Germán Vargas no oculta su alegría, su orgullo de ser gran amigo del escritor al que se le ha otorgado el Premio Nobel de Literatura 1982. “Siento que lo gané también yo”, dice. De alguna manera, se considera parte de lo que es García Márquez.

Y refiere entonces algunas anécdotas, vivencias, situaciones que compartieron en los años de Barranquera y que García Márquez ha usado en sus obras. “Por ejemplo el incendio del burdel, en Cien años de soledad. Es una reminiscencia de algo que ocurrió una noche en Barranquera. Estábamos en un burdel, tomando tragos. Yo ya estaba muy borracho y de pronto se me ocurrió decir que ese burdel no existía, que las prostitutas que estaban ahí tampoco existían. Discutimos a gritos. Yo dije que podía probar lo que decía. Que si prendía fuego al burdel, el burdel no existía. Y, lo hice: estuve a punto de provocar un incendio…”.

Germán y Álvaro, los amigos del hijo del coronel, Agustín, en El coronel no tiene quien le escriba, no son otros que Germán Vargas y Álvaro Cepeda Samudio. “En Cien años de soledad aparecemos los cuatro: Alfonso, Álvaro, Germán y el propio Gabriel, son los amigos del último Buendía”, dice Vargas.

De aquellos cuatro amigos, uno falleció ya: Álvaro Cepeda Samudio. Alfonso Fuenmayor vive en Estados Unidos. Germán Vargas volvió a Barranquera para vivir, luego de radicar 22 años en Bogotá. Ejerce, igual que siempre, el periodismo y no abandona sus inquietudes literarias. Ha publicado dos libros: La violencia 10 veces contada, que es una antología de cuentos de escritores jóvenes, con un prólogo suyo sobre la violencia, y Cinco semblanzas, en que recuerda personajes ya fallecidos que él conoció.

Ahora, en México, comparte con su amigo la euforia de la consagración. A García Márquez le dijo en broma que ahora deberá esperar el Premio Nobel de la Paz. “En realidad”, dice, “Gabito está ahora muy entusiasmado con el periódico que empezará a editar en Bogotá en el segundo semestre de 1983. A el le interesa muchísimo la situación colombiana”.

–¿Piensa que buscará alguna participación política allá?

–Yo creo que una participación política de tipo electoral no le interesa. Pero estoy seguro de que le interesa influir políticamente.

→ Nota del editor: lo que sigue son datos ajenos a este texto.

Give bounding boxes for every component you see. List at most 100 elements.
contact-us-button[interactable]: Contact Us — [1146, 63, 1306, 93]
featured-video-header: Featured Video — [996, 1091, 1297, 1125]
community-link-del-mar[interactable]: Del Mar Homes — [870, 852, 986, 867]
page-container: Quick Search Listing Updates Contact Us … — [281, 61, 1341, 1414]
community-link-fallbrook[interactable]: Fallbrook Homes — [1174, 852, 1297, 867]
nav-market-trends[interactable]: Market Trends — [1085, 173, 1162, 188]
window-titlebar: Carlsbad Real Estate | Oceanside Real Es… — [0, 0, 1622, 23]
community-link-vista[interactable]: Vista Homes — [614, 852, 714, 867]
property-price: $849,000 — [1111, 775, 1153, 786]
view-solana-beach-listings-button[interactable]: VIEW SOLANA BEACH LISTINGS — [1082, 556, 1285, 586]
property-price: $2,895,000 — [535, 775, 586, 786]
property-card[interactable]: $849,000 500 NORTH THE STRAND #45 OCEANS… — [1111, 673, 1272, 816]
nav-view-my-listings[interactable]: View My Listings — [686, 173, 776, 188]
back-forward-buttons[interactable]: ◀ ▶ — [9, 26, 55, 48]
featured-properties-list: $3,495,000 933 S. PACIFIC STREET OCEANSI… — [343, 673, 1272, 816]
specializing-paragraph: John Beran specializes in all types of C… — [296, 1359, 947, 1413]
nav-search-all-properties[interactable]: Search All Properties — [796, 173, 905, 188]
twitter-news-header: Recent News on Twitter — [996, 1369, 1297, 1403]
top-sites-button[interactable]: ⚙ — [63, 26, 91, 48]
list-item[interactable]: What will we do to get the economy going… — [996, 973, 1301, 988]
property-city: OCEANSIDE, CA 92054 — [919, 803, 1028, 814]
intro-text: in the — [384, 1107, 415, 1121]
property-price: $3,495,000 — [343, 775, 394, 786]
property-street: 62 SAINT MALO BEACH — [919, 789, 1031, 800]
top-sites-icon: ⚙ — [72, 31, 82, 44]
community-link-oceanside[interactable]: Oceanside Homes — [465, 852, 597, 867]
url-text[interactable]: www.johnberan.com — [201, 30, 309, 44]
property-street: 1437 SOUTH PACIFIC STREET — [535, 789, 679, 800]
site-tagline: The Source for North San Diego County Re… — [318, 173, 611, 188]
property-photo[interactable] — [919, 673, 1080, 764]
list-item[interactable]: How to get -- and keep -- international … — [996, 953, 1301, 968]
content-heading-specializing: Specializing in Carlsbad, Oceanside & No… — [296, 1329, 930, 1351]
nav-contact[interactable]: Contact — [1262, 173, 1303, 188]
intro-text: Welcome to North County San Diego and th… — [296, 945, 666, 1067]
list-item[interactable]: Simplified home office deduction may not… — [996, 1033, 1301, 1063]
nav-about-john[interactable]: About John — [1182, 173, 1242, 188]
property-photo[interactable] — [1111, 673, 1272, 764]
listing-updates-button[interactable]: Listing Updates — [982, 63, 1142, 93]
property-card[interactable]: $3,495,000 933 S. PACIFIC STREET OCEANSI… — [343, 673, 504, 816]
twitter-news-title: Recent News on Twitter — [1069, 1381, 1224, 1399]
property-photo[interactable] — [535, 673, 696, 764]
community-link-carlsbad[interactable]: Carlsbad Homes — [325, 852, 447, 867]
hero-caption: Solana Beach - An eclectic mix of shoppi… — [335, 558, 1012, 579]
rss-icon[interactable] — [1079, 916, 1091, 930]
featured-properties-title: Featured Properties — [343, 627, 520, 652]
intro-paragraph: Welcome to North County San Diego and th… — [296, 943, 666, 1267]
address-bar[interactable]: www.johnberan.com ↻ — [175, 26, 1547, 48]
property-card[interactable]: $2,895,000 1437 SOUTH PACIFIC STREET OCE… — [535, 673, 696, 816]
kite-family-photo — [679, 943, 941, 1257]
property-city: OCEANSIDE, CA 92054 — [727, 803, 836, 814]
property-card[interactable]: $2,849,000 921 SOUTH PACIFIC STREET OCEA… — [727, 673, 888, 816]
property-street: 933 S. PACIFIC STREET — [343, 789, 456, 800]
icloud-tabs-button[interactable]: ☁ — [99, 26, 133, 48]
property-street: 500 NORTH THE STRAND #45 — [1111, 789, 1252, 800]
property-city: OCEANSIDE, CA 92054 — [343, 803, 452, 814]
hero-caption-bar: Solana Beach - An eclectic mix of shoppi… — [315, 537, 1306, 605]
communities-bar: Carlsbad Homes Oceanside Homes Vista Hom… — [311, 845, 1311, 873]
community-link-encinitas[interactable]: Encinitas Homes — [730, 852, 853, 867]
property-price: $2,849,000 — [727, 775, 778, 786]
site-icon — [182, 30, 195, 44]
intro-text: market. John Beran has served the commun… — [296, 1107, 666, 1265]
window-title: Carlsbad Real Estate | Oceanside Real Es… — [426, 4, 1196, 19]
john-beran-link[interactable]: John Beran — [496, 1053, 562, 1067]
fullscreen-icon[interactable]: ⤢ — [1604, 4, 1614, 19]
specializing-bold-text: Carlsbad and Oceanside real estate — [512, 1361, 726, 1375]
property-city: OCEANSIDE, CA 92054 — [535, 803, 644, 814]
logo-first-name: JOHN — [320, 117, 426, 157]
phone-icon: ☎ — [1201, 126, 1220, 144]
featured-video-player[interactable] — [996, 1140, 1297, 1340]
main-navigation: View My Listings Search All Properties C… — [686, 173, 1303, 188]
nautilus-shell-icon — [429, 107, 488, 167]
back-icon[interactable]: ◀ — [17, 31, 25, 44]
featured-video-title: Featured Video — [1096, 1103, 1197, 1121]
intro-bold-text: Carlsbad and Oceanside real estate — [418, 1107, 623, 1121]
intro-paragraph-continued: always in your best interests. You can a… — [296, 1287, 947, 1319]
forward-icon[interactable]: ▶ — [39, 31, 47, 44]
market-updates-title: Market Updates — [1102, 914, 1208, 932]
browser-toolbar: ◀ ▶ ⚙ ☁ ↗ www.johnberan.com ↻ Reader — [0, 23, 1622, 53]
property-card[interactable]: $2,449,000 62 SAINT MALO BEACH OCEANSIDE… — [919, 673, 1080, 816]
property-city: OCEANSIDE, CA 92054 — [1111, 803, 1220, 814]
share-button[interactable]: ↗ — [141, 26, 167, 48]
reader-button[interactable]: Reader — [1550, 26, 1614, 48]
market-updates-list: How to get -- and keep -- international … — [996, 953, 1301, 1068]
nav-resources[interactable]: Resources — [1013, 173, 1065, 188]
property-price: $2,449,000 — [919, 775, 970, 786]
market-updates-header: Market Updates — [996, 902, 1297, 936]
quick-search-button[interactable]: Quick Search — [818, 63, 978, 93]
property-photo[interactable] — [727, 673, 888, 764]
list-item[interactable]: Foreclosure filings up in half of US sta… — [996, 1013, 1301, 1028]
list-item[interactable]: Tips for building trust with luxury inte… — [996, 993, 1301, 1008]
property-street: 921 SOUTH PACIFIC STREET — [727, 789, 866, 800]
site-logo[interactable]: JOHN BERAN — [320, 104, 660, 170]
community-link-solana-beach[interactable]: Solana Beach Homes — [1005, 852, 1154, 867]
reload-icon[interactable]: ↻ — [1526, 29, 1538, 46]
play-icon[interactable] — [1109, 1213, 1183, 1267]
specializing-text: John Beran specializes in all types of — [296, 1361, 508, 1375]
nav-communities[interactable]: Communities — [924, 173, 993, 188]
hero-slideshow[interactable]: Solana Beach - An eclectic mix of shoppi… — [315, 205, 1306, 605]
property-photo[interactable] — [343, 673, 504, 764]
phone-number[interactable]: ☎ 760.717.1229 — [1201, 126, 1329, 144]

No obstante que el proyecto del periódico es meramente informativo, periodístico, sabemos que es imposible que no asuma una línea política.

Germán Vargas no le llamó a García Márquez desde Colombia para felicitarlo, cuando se conoció la noticia del Premio Nobel. Esperó dos días y viajó a México para verlo. Cuando se encontraron su abrazo no tuvo límites.